Character Analysis
Eleanor, the wife of "the married man," walks slightly behind her husband through the garden and turns every now and then to check on her children, Hubert and Caroline. Everything we know about her is based on her conversation with her husband about the past. She comments:
Doesn't one always think of the past, in a garden with men and women lying under the trees? Aren't they one's past, all that remains of it, those men and women, those ghosts lying under the trees…one's happiness, one's reality? (6)
She clearly sympathizes with her husband's preoccupations with the past and understands the tendency the garden setting has to provoke powerful memories. In fact, she goes on to share her own special and weird memory of the garden with him:
Imagine six little girls sitting before their easels twenty years ago, down by the side of a lake, painting the water-lilies, the first red water-lilies I'd ever seen. And suddenly a kiss, there on the back of my neck. And my hand shook all the afternoon so that I couldn't paint. I took out my watch and marked the hour when I would allow myself to think of the kiss for five minutes only—it was so precious—the kiss of an old grey-haired women with a wart on her nose, the mother of all my kisses all my life. (8)

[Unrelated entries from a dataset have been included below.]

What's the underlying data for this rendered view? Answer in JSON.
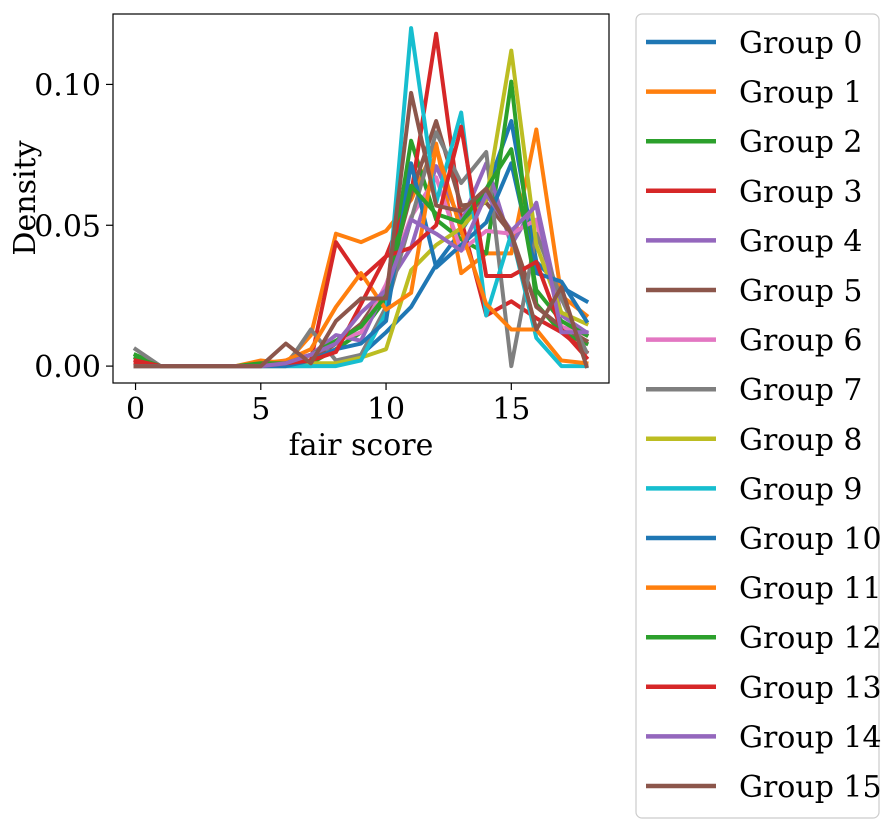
{
  "chart_data": {
    "type": "line",
    "title": "",
    "xlabel": "fair score",
    "ylabel": "Density",
    "xlim": [
      -0.9,
      18.9
    ],
    "ylim": [
      -0.006,
      0.125
    ],
    "xticks": [
      0,
      5,
      10,
      15
    ],
    "xtick_labels": [
      "0",
      "5",
      "10",
      "15"
    ],
    "yticks": [
      0.0,
      0.05,
      0.1
    ],
    "ytick_labels": [
      "0.00",
      "0.05",
      "0.10"
    ],
    "grid": false,
    "legend": "outside-right",
    "x": [
      0,
      1,
      2,
      3,
      4,
      5,
      6,
      7,
      8,
      9,
      10,
      11,
      12,
      13,
      14,
      15,
      16,
      17,
      18
    ],
    "series": [
      {
        "name": "Group 0",
        "color": "#1f77b4",
        "values": [
          0.0,
          0.0,
          0.0,
          0.0,
          0.0,
          0.0,
          0.0,
          0.0,
          0.001,
          0.004,
          0.012,
          0.021,
          0.036,
          0.048,
          0.062,
          0.087,
          0.037,
          0.028,
          0.023
        ]
      },
      {
        "name": "Group 1",
        "color": "#ff7f0e",
        "values": [
          0.0,
          0.0,
          0.0,
          0.0,
          0.0,
          0.002,
          0.001,
          0.011,
          0.047,
          0.044,
          0.048,
          0.059,
          0.079,
          0.033,
          0.04,
          0.04,
          0.084,
          0.025,
          0.018
        ]
      },
      {
        "name": "Group 2",
        "color": "#2ca02c",
        "values": [
          0.004,
          0.0,
          0.0,
          0.0,
          0.0,
          0.0,
          0.001,
          0.001,
          0.006,
          0.012,
          0.024,
          0.08,
          0.052,
          0.045,
          0.04,
          0.101,
          0.022,
          0.012,
          0.008
        ]
      },
      {
        "name": "Group 3",
        "color": "#d62728",
        "values": [
          0.001,
          0.0,
          0.0,
          0.0,
          0.0,
          0.0,
          0.001,
          0.002,
          0.044,
          0.031,
          0.039,
          0.061,
          0.118,
          0.052,
          0.018,
          0.023,
          0.017,
          0.012,
          0.005
        ]
      },
      {
        "name": "Group 4",
        "color": "#9467bd",
        "values": [
          0.0,
          0.0,
          0.0,
          0.0,
          0.0,
          0.0,
          0.002,
          0.004,
          0.011,
          0.009,
          0.028,
          0.042,
          0.071,
          0.051,
          0.072,
          0.043,
          0.058,
          0.018,
          0.012
        ]
      },
      {
        "name": "Group 5",
        "color": "#8c564b",
        "values": [
          0.0,
          0.0,
          0.0,
          0.0,
          0.0,
          0.0,
          0.001,
          0.002,
          0.008,
          0.015,
          0.028,
          0.061,
          0.087,
          0.057,
          0.058,
          0.047,
          0.021,
          0.014,
          0.009
        ]
      },
      {
        "name": "Group 6",
        "color": "#e377c2",
        "values": [
          0.0,
          0.0,
          0.0,
          0.0,
          0.0,
          0.0,
          0.002,
          0.004,
          0.009,
          0.012,
          0.029,
          0.053,
          0.067,
          0.041,
          0.048,
          0.047,
          0.052,
          0.014,
          0.011
        ]
      },
      {
        "name": "Group 7",
        "color": "#7f7f7f",
        "values": [
          0.006,
          0.0,
          0.0,
          0.0,
          0.0,
          0.0,
          0.0,
          0.013,
          0.002,
          0.004,
          0.021,
          0.052,
          0.083,
          0.065,
          0.076,
          0.0,
          0.047,
          0.024,
          0.005
        ]
      },
      {
        "name": "Group 8",
        "color": "#bcbd22",
        "values": [
          0.0,
          0.0,
          0.0,
          0.0,
          0.0,
          0.0,
          0.0,
          0.001,
          0.001,
          0.003,
          0.006,
          0.034,
          0.043,
          0.049,
          0.059,
          0.112,
          0.043,
          0.019,
          0.015
        ]
      },
      {
        "name": "Group 9",
        "color": "#17becf",
        "values": [
          0.0,
          0.0,
          0.0,
          0.0,
          0.0,
          0.0,
          0.0,
          0.0,
          0.0,
          0.002,
          0.019,
          0.12,
          0.058,
          0.09,
          0.018,
          0.047,
          0.01,
          0.0,
          0.0
        ]
      },
      {
        "name": "Group 10",
        "color": "#1f77b4",
        "values": [
          0.0,
          0.0,
          0.0,
          0.0,
          0.0,
          0.0,
          0.0,
          0.002,
          0.006,
          0.008,
          0.016,
          0.072,
          0.035,
          0.043,
          0.051,
          0.072,
          0.033,
          0.03,
          0.016
        ]
      },
      {
        "name": "Group 11",
        "color": "#ff7f0e",
        "values": [
          0.0,
          0.0,
          0.0,
          0.0,
          0.0,
          0.001,
          0.002,
          0.006,
          0.021,
          0.033,
          0.02,
          0.026,
          0.078,
          0.048,
          0.022,
          0.013,
          0.013,
          0.002,
          0.001
        ]
      },
      {
        "name": "Group 12",
        "color": "#2ca02c",
        "values": [
          0.003,
          0.0,
          0.0,
          0.0,
          0.0,
          0.001,
          0.001,
          0.004,
          0.009,
          0.014,
          0.025,
          0.064,
          0.054,
          0.051,
          0.063,
          0.077,
          0.027,
          0.016,
          0.011
        ]
      },
      {
        "name": "Group 13",
        "color": "#d62728",
        "values": [
          0.002,
          0.0,
          0.0,
          0.0,
          0.0,
          0.0,
          0.001,
          0.002,
          0.005,
          0.022,
          0.039,
          0.042,
          0.05,
          0.085,
          0.032,
          0.032,
          0.037,
          0.013,
          0.003
        ]
      },
      {
        "name": "Group 14",
        "color": "#9467bd",
        "values": [
          0.0,
          0.0,
          0.0,
          0.0,
          0.0,
          0.0,
          0.001,
          0.004,
          0.008,
          0.019,
          0.027,
          0.052,
          0.047,
          0.041,
          0.061,
          0.048,
          0.057,
          0.012,
          0.012
        ]
      },
      {
        "name": "Group 15",
        "color": "#8c564b",
        "values": [
          0.0,
          0.0,
          0.0,
          0.0,
          0.0,
          0.0,
          0.008,
          0.001,
          0.016,
          0.024,
          0.024,
          0.097,
          0.057,
          0.055,
          0.063,
          0.047,
          0.013,
          0.028,
          0.0
        ]
      }
    ]
  }
}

We know what you're probably thinking: "Um…what?" We admit, if an old lady with a wart on her nose came up and kissed us on the back of the neck (shudder), we'd probably think it was really freaking creepy—definitely not "precious"—but hey, who are we to judge? Maybe Eleanor never had a grandma, or wasn't given much affection as a kid. Like her husband, Eleanor is preoccupied with private recollections, but there's still some communication between these characters, despite their isolation.